One evening, after returning from a fishing trip Jim suffered a mild heart attack from over-work and stress. Although he took a few days off work, it didn’t slow him down and he took on another venture. With his friend Jack Robertson they started manufacturing the ‘Krippled Minnow.’ It was such a successful lure and the demand was so great, they had to expand.

The profits were turned back into the business. Unfortunately, in 1965 Jack Robertson was killed in a plane crash and Jim had to take over the whole business. He continued to expand it. 

Jim’s time was always in demand. He was chosen to guide such notables as John Diefenbaker, Lester B. Pearson, W.A.C. Bennett and hockey legend Gordie Howe. They all managed to catch salmon when fishing with Jim. In fact, Jim Gilbert set a record that is unlikely to be broken. He guided 331 successive trips without a skunking. Jim was appointed as a sport fishing advisor for federal fisheries and he gave sport fishing seminars to the public.

Jim’s father died in 1967 of a heart attack and Jim remembered his father’s advice to slow down or he would die wealthy but with a stomach full of ulcers. Jim stopped trying to expand, and in 1970 he sold the marina, but continued with his charter operation.
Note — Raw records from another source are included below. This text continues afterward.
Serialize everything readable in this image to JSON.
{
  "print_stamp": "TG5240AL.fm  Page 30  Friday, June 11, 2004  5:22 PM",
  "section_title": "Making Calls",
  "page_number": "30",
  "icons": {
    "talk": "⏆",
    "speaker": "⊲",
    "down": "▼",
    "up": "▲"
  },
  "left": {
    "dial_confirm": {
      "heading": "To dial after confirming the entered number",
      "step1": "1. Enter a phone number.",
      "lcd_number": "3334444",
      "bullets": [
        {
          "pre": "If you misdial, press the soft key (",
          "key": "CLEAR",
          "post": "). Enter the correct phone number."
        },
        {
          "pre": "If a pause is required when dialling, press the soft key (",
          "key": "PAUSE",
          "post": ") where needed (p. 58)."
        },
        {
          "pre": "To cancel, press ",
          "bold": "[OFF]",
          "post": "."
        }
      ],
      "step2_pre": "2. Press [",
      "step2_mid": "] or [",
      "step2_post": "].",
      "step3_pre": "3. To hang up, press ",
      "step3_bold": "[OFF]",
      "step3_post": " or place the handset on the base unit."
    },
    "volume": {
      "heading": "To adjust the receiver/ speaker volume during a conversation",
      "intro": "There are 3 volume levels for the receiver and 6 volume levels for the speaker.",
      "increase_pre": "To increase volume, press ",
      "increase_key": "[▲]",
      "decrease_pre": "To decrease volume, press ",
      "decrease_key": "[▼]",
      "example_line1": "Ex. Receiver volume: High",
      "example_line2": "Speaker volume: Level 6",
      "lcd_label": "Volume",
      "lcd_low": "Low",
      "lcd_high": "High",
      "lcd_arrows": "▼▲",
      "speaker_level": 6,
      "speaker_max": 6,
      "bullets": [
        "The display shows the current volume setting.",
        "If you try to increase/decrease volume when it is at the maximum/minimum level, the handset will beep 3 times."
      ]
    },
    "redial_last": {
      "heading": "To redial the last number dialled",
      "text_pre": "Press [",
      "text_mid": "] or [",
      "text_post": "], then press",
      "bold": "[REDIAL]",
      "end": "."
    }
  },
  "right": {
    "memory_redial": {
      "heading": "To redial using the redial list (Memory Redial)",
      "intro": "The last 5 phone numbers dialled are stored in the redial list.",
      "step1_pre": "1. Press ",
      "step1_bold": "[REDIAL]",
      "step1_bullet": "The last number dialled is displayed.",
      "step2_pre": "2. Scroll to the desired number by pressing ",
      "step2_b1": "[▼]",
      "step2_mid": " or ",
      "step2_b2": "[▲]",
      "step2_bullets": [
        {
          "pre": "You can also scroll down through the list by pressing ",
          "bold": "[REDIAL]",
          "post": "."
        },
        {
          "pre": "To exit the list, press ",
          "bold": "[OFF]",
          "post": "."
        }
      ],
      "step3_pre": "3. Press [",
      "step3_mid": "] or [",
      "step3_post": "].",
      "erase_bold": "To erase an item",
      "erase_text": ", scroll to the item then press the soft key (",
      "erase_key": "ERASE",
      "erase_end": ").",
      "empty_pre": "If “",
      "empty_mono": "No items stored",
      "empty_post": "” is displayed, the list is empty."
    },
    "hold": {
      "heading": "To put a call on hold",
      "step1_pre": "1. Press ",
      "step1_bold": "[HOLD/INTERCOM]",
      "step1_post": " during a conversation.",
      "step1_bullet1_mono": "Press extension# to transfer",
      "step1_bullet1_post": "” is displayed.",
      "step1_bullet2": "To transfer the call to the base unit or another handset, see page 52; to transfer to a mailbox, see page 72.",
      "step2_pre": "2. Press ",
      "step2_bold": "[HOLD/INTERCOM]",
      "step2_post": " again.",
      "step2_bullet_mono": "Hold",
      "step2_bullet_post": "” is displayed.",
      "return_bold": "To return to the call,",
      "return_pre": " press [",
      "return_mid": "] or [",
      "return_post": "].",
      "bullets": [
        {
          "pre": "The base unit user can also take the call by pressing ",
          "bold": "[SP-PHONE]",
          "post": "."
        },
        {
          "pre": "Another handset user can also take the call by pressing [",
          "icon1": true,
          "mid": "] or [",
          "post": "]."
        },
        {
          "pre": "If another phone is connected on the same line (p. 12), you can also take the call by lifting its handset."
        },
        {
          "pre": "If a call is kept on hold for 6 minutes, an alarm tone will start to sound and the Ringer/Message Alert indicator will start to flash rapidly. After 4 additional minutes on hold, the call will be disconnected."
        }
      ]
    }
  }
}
[From here summarized by DC Reid]

This gave more time for his west coast native art. When the demand increased for his art, and his interest subsided, Jim gave up the business in 1972. He moved into his new ventures with the enthusiasm of his previous endeavors. He wrote a couple of publications on fishing: 'Drift Fishing' and 'Flashers', and he learned all forms of art, worked on graphic paintings, carvings in bone stone, inlaid shell, and hand sculptured jewelry in pieces of gold. 

Jim had been influenced by art from an early age and his childhood fishing partners, Indians. He had studied art with the Hunt family under a traditional apprenticeship. He worked for Tony Hunt at his famous work the Raven. Jim had to learn the basics of carving to become a carver, working for Henry Hunt. He learned the basics and developed his pieces with his own original design. 

Jim Gilbert has been a student of the art and with six major “Tribal Groupings” of the Northwest coast. This involved teaching art and he was hired by the Education Division with George Hunt Jr. for teaching. When George left, Jim took over the program himself. This lead to a basic curriculum and 160-page book on the art pf the Northwest Coast.

Jim is now an internationally recognized artist, with graphics and sculpture throughout North America, Asia and Australia.